Nevertheless, I like to think that there is always something positive coming out of pretty much anything, and from my years of monkey business I emerged with a tight group of long-lasting friendships, an unbeatable level of skepticism and cynicism for anything related to business combinations, and an obsession for detail that the new generation of Twitter personalities might struggle to appreciate. So, when Joey and Jai dropped on social media the idea of merging two of the biggest protocols in DeFi, Fei and Rari, it felt like the perfect occasion for a revenge of the nerd in me.
What about this merger then? In every transaction, including marriage, nothing shouts as clearly and powerfully as the official documentation. And what do the documents of the Fei + Rari merger tell us? I am sure there is a lot to talk about, but I will try to give the debate a gentle nudge.

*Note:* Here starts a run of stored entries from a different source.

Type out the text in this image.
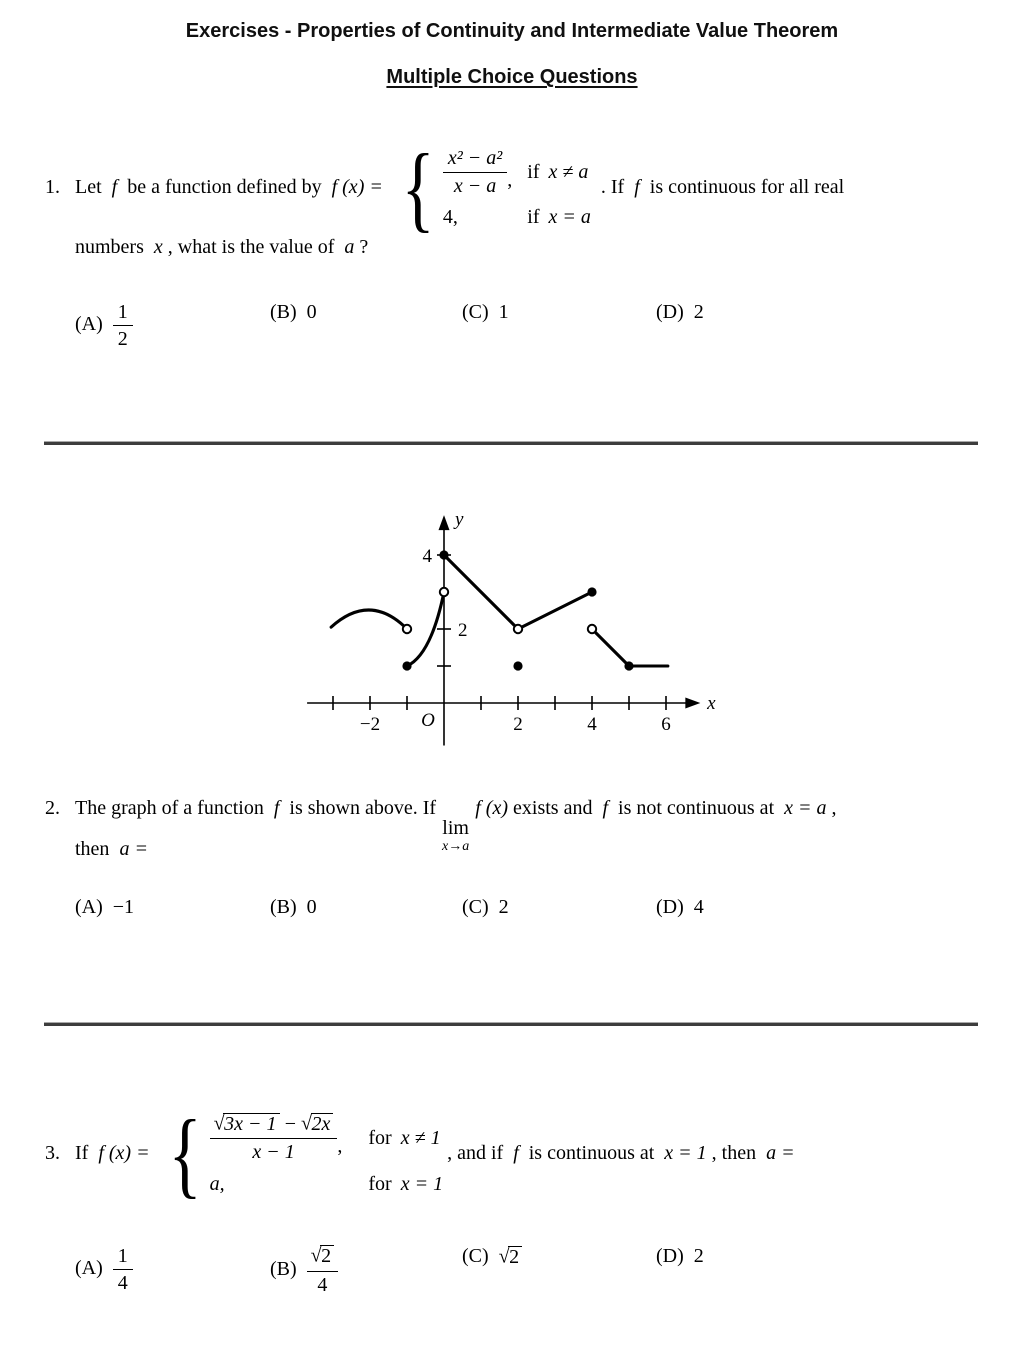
Exercises - Properties of Continuity and Intermediate Value Theorem
Multiple Choice Questions
1. Let f be a function defined by f (x) = { $\frac{\text{x² − a²}}{x - a}$ , if x ≠ a
4,	if x = a
. If f is continuous for all real
numbers x , what is the value of a ?
$(A) \frac{1}{2}$	(B) 0	(C) 1	(D) 2
−2	2	4	6
4
2
O
x
y
2. The graph of a function f is shown above. If
lim
x→a
f (x) exists and f is not continuous at x = a ,
then a =
(A) −1	(B) 0	(C) 2	(D) 4
3. If f (x) = { $\frac{√ 3x - 1 - √ 2x}{x - 1}$ , for x ≠ 1
a,	for x = 1
, and if f is continuous at x = 1 , then a =
$(A) \frac{1}{4}$	$(B) \frac{√ 2}{4}$	(C) √ 2	(D) 2
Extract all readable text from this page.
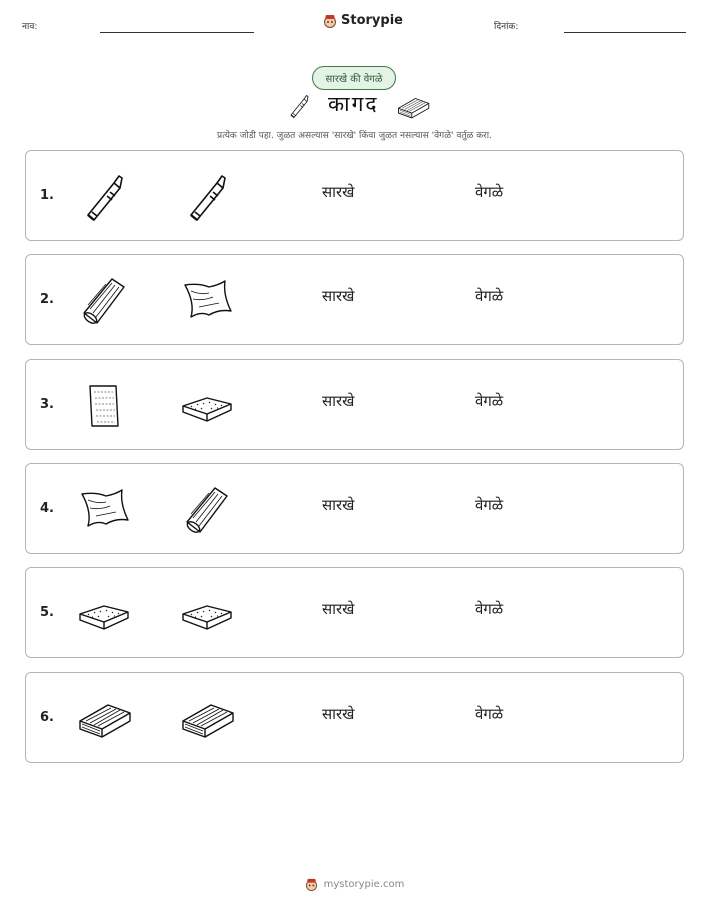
नाव:	Storypie	दिनांक:
सारखे की वेगळे
कागद
प्रत्येक जोडी पहा. जुळत असल्यास 'सारखे' किंवा जुळत नसल्यास 'वेगळे' वर्तुळ करा.
1.	सारखे	वेगळे
2.	सारखे	वेगळे
3.	सारखे	वेगळे
4.	सारखे	वेगळे
5.	सारखे	वेगळे
6.	सारखे	वेगळे
mystorypie.com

Mergers: Motivations, Reactions, and Side Effects
There is a lot to talk about when assessing the (still not approved) merger proposal between the Fei Protocol and Rari Capital, and this issue of DR will surely not be able to cover every aspect of it. In debating my points I will try to remain as unbiased as possible, while at the same time cover what I believe are the most important aspects of the transaction. We will proceed systematically:
Fei Money: a Currency Protocol
Rari Capital: Interests-as-a-Service
The Merger Proposal
The Effects of the Merger
Market Reactions
Conclusions
1. Fei Money: a Currency Protocol
The Fei Protocol has the ambition of installing $FEI as The Stablecoin of DeFi. $FEI is a USD-pegged stablecoin that is backed by protocol-controlled collateral. Differently from what happens with $DAI, it is the Fei Protocol that controls the treasury, is exposed to its volatility, and benefits from its yield. This article doesn’t want to be a deep-dive on Fei, but a good review of the rationale of the Fei + Rari merger must start from an understanding of what the protocols actually do.
Bonding → The Fei Protocol mints $FEI in exchange for whitelisted assets - for now mainly $ETH, at an oracle-determined exchange rate, in accordance to a pre-set bonding curve. Fei bonding curves are buy-only, meaning that those who want to receive $FEI can do it by feeding the asset to the bonding curve and receiving $FEI in exchange, while in order to get the asset back they should use a liquidity pool to swap their $FEI. A Burner role is used, separately, to deal with deflation and disincentives. The shape of the bonding curve incentivises $FEI to sit pegged to the $USD - plus a buffer.
As a reminder, a bonding curve is a function that connects the current token supply with the price to pay for the marginal token. In the example below, where the relationship between supply and marginal price is a linear one, it is easy to see how Buyer 1 pays a total price for the 5 tokens purchased equal to an area of 30, whether Buyer 2 pays a total price equal to an area of 80. Bonding curves can work, theoretically, in both directions, i.e. to buy/ mint a token and to sell/ burn it. Curves come in many different shapes, depending on the price behavior that the engineers want to incentivise. Sigmoid-shaped curves, for example, want to further incentivise early adopters while disincentivising supply beyond a certain optimal value.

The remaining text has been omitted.